Still, I quite liked Pitfall (better than Charles did), largely because of the surprisingly complicated characterizations created for Lizabeth Scott and Raymond Burr. Mona is a model by profession (she has a portfolio of photos that I suspect were actual head shots Lizabeth Scott had had done to send to casting directors), so she’s used to making a living off her looks, and she comes off as neither an innocent heroine nor a femme fatale but simply a woman living on the edge (financially) and making her way through the world the best she can. There’s real pathos when she laments that the first man who seemed to love her enough to buy her an engagement ring had stolen the money to pay for it, and when Forbes finally tells her he’s married there’s a sort of philosophical acceptance in her attitude, a “damnit, I should have known, all the good ones are taken” attitude.
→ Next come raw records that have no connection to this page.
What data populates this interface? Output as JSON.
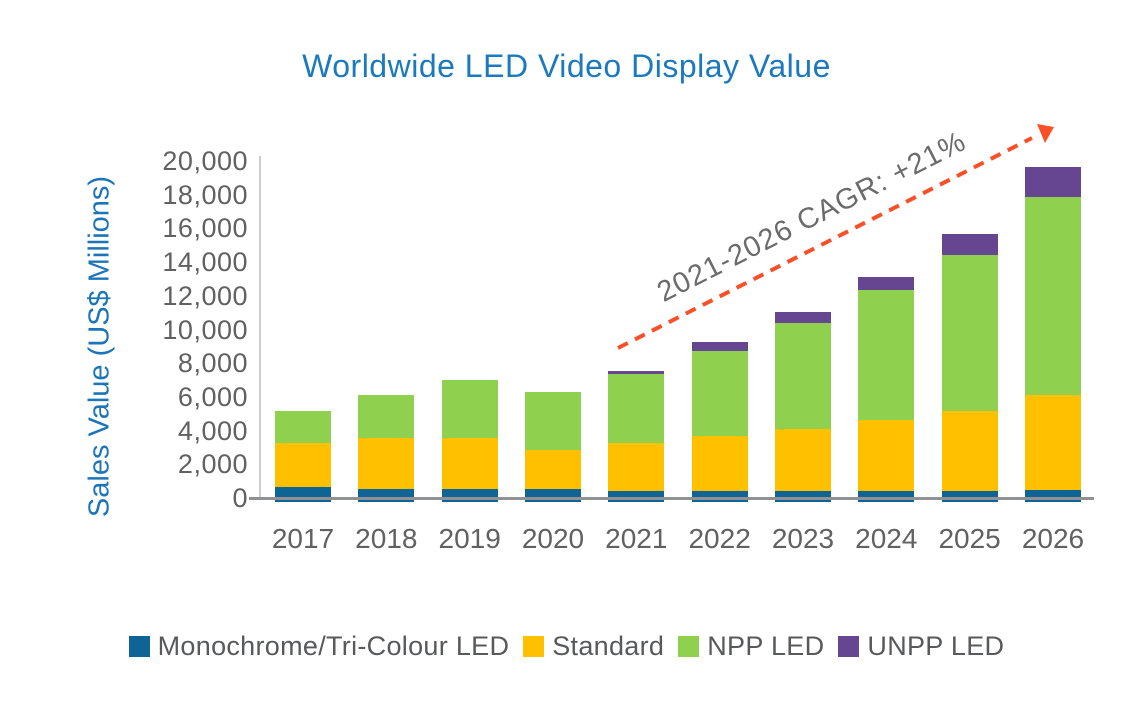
{
  "title": "Worldwide LED Video Display Value",
  "y_axis_title": "Sales Value (US$ Millions)",
  "annotation": "2021-2026 CAGR: +21%",
  "colors": {
    "title_blue": "#1B7ABE",
    "axis_title_blue": "#1B75B8",
    "tick_text_gray": "#616161",
    "annotation_gray": "#6B6B6B",
    "legend_text_gray": "#58595B",
    "vertical_axis_line": "#CDCDCD",
    "horizontal_axis_line": "#8F9194",
    "arrow_orange": "#F95028",
    "series_blue": "#0F6496",
    "series_yellow": "#FFC000",
    "series_green": "#8FD04F",
    "series_purple": "#664690"
  },
  "chart_data": {
    "type": "bar",
    "stacked": true,
    "title": "Worldwide LED Video Display Value",
    "xlabel": "",
    "ylabel": "Sales Value (US$ Millions)",
    "ylim": [
      0,
      20000
    ],
    "ytick_step": 2000,
    "ytick_labels": [
      "0",
      "2,000",
      "4,000",
      "6,000",
      "8,000",
      "10,000",
      "12,000",
      "14,000",
      "16,000",
      "18,000",
      "20,000"
    ],
    "grid": false,
    "legend_position": "bottom",
    "categories": [
      "2017",
      "2018",
      "2019",
      "2020",
      "2021",
      "2022",
      "2023",
      "2024",
      "2025",
      "2026"
    ],
    "series": [
      {
        "name": "Monochrome/Tri-Colour LED",
        "color": "#0F6496",
        "values": [
          700,
          600,
          600,
          600,
          500,
          500,
          500,
          500,
          500,
          550
        ]
      },
      {
        "name": "Standard",
        "color": "#FFC000",
        "values": [
          2600,
          3000,
          3000,
          2300,
          2800,
          3250,
          3650,
          4200,
          4700,
          5600
        ]
      },
      {
        "name": "NPP LED",
        "color": "#8FD04F",
        "values": [
          1950,
          2600,
          3450,
          3450,
          4100,
          5050,
          6300,
          7700,
          9300,
          11800
        ]
      },
      {
        "name": "UNPP LED",
        "color": "#664690",
        "values": [
          0,
          0,
          0,
          0,
          200,
          500,
          650,
          800,
          1250,
          1750
        ]
      }
    ],
    "annotation": "2021-2026 CAGR: +21%",
    "annotation_arrow": {
      "from_year": "2021",
      "to_year": "2026",
      "cagr_percent": 21
    }
  }
}
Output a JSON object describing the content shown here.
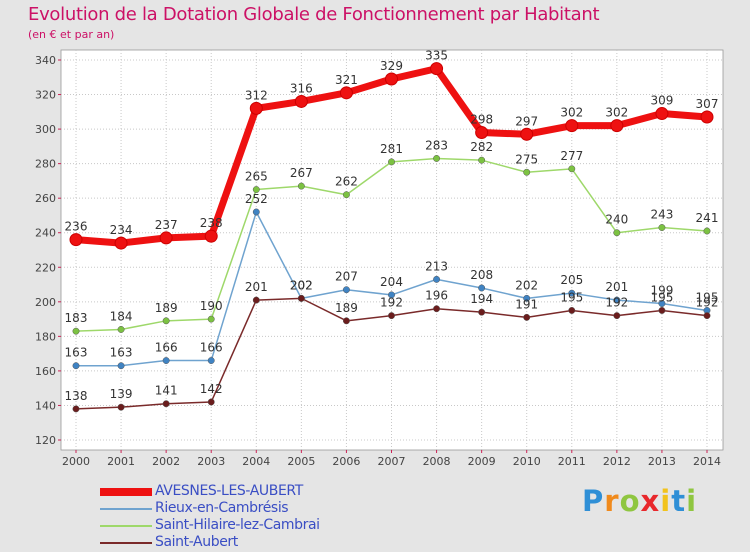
{
  "header": {
    "title": "Evolution de la Dotation Globale de Fonctionnement par Habitant",
    "subtitle": "(en € et par an)"
  },
  "brand": {
    "letters": [
      "P",
      "r",
      "o",
      "x",
      "i",
      "t",
      "i"
    ]
  },
  "chart_data": {
    "type": "line",
    "title": "Evolution de la Dotation Globale de Fonctionnement par Habitant",
    "subtitle": "(en € et par an)",
    "xlabel": "",
    "ylabel": "",
    "categories": [
      "2000",
      "2001",
      "2002",
      "2003",
      "2004",
      "2005",
      "2006",
      "2007",
      "2008",
      "2009",
      "2010",
      "2011",
      "2012",
      "2013",
      "2014"
    ],
    "yticks": [
      120,
      140,
      160,
      180,
      200,
      220,
      240,
      260,
      280,
      300,
      320,
      340
    ],
    "ylim": [
      120,
      340
    ],
    "grid": true,
    "legend_position": "bottom-left",
    "series": [
      {
        "name": "AVESNES-LES-AUBERT",
        "color": "#ee1111",
        "point_color": "#ee1111",
        "emphasis": "thick",
        "values": [
          236,
          234,
          237,
          238,
          312,
          316,
          321,
          329,
          335,
          298,
          297,
          302,
          302,
          309,
          307
        ]
      },
      {
        "name": "Rieux-en-Cambrésis",
        "color": "#6fa3cf",
        "point_color": "#3f83c3",
        "values": [
          163,
          163,
          166,
          166,
          252,
          202,
          207,
          204,
          213,
          208,
          202,
          205,
          201,
          199,
          195
        ]
      },
      {
        "name": "Saint-Hilaire-lez-Cambrai",
        "color": "#9ed86a",
        "point_color": "#7cc242",
        "values": [
          183,
          184,
          189,
          190,
          265,
          267,
          262,
          281,
          283,
          282,
          275,
          277,
          240,
          243,
          241
        ]
      },
      {
        "name": "Saint-Aubert",
        "color": "#7a2a2a",
        "point_color": "#6b1d1d",
        "values": [
          138,
          139,
          141,
          142,
          201,
          202,
          189,
          192,
          196,
          194,
          191,
          195,
          192,
          195,
          192
        ]
      }
    ]
  }
}
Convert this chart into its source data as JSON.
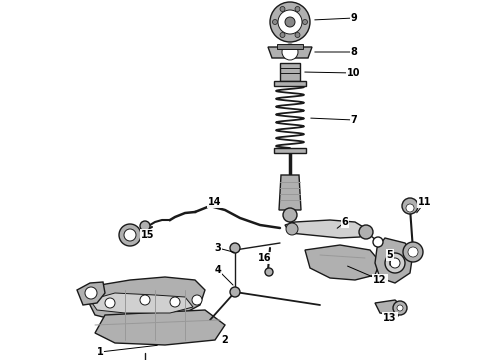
{
  "background_color": "#ffffff",
  "line_color": "#1a1a1a",
  "fig_width": 4.9,
  "fig_height": 3.6,
  "dpi": 100,
  "gray_light": "#d0d0d0",
  "gray_mid": "#b0b0b0",
  "gray_dark": "#888888"
}
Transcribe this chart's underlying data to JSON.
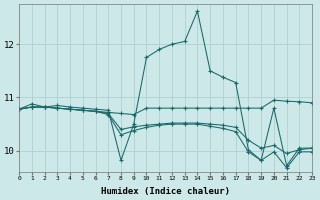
{
  "xlabel": "Humidex (Indice chaleur)",
  "bg_color": "#cce8e8",
  "grid_color": "#aacccc",
  "line_color": "#1a6868",
  "xlim": [
    0,
    23
  ],
  "ylim": [
    9.6,
    12.75
  ],
  "yticks": [
    10,
    11,
    12
  ],
  "xticks": [
    0,
    1,
    2,
    3,
    4,
    5,
    6,
    7,
    8,
    9,
    10,
    11,
    12,
    13,
    14,
    15,
    16,
    17,
    18,
    19,
    20,
    21,
    22,
    23
  ],
  "s1": [
    10.78,
    10.88,
    10.82,
    10.85,
    10.82,
    10.8,
    10.78,
    10.76,
    9.82,
    10.5,
    11.75,
    11.9,
    12.0,
    12.05,
    12.62,
    11.5,
    11.38,
    11.28,
    10.02,
    9.82,
    10.8,
    9.72,
    10.05,
    10.05
  ],
  "s2": [
    10.78,
    10.82,
    10.82,
    10.8,
    10.78,
    10.76,
    10.74,
    10.72,
    10.7,
    10.68,
    10.8,
    10.8,
    10.8,
    10.8,
    10.8,
    10.8,
    10.8,
    10.8,
    10.8,
    10.8,
    10.95,
    10.93,
    10.92,
    10.9
  ],
  "s3": [
    10.78,
    10.82,
    10.82,
    10.8,
    10.78,
    10.76,
    10.74,
    10.7,
    10.4,
    10.45,
    10.48,
    10.5,
    10.52,
    10.52,
    10.52,
    10.5,
    10.48,
    10.44,
    10.2,
    10.05,
    10.1,
    9.95,
    10.02,
    10.05
  ],
  "s4": [
    10.78,
    10.82,
    10.82,
    10.8,
    10.78,
    10.76,
    10.74,
    10.68,
    10.3,
    10.38,
    10.44,
    10.48,
    10.5,
    10.5,
    10.5,
    10.46,
    10.42,
    10.36,
    9.98,
    9.82,
    9.98,
    9.68,
    9.98,
    9.98
  ]
}
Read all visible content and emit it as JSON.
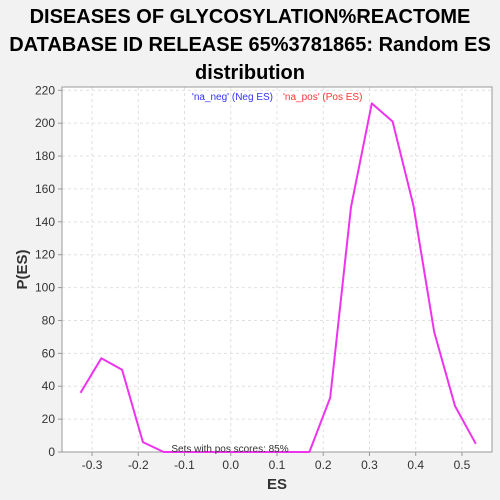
{
  "chart_data": {
    "type": "line",
    "title_lines": [
      "DISEASES OF GLYCOSYLATION%REACTOME",
      "DATABASE ID RELEASE 65%3781865: Random ES",
      "distribution"
    ],
    "xlabel": "ES",
    "ylabel": "P(ES)",
    "xlim": [
      -0.365,
      0.565
    ],
    "ylim": [
      0,
      222
    ],
    "x_ticks": [
      -0.3,
      -0.2,
      -0.1,
      0.0,
      0.1,
      0.2,
      0.3,
      0.4,
      0.5
    ],
    "x_tick_labels": [
      "-0.3",
      "-0.2",
      "-0.1",
      "0.0",
      "0.1",
      "0.2",
      "0.3",
      "0.4",
      "0.5"
    ],
    "y_ticks": [
      0,
      20,
      40,
      60,
      80,
      100,
      120,
      140,
      160,
      180,
      200,
      220
    ],
    "y_tick_labels": [
      "0",
      "20",
      "40",
      "60",
      "80",
      "100",
      "120",
      "140",
      "160",
      "180",
      "200",
      "220"
    ],
    "grid": true,
    "legend": {
      "placement": "top-center",
      "entries": [
        {
          "label": "'na_neg' (Neg ES)",
          "color": "#3333ff"
        },
        {
          "label": "'na_pos' (Pos ES)",
          "color": "#ff3333"
        }
      ]
    },
    "annotation": "Sets with pos scores: 85%",
    "series": [
      {
        "color": "#ee33ee",
        "x": [
          -0.325,
          -0.28,
          -0.235,
          -0.19,
          -0.145,
          -0.1,
          -0.055,
          -0.01,
          0.035,
          0.08,
          0.125,
          0.17,
          0.215,
          0.26,
          0.305,
          0.35,
          0.395,
          0.44,
          0.485,
          0.53
        ],
        "y": [
          36,
          57,
          50,
          6,
          0,
          0,
          0,
          0,
          0,
          0,
          0,
          0,
          33,
          149,
          212,
          201,
          150,
          73,
          28,
          5
        ]
      }
    ]
  },
  "colors": {
    "background": "#f2f2f2",
    "plot_background": "#ffffff",
    "grid": "#e0e0e0",
    "axis": "#999999"
  }
}
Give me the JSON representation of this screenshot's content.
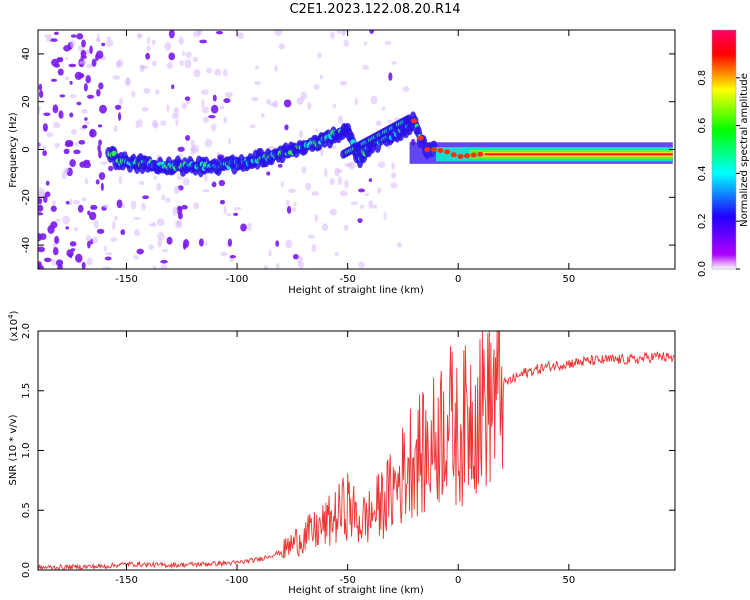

Raymond Burr’s character is also quite remarkable; as much as romantic obsession is a staple of the noir genre, I can’t offhand think of a major noir from the classic period that has a major character who’s an out-and-out stalker. (In Farewell, My Lovely/Murder, My Sweet Moose Malloy is Velma’s ex-lover and the whole plot line involving him is driven by how well she covered her tracks after she “married up,” to the point where he doesn’t even know who or where she is until the very end.) The most chilling scene in Pitfall is one in which Mac corners Mona at a fashion show she’s working and insists that she show him dress after dress, which he says he has the money to buy for “my girl, who’s just about your size,” and there’s nothing she can do to get away from his nauseating attentions because he is, after all, a customer and “the customer is always right.” And if it seems that there’s no reason for his actions because he’s just making himself more repulsive to her instead of attracting her, that’s been a question raised about some real-life stalking cases as well!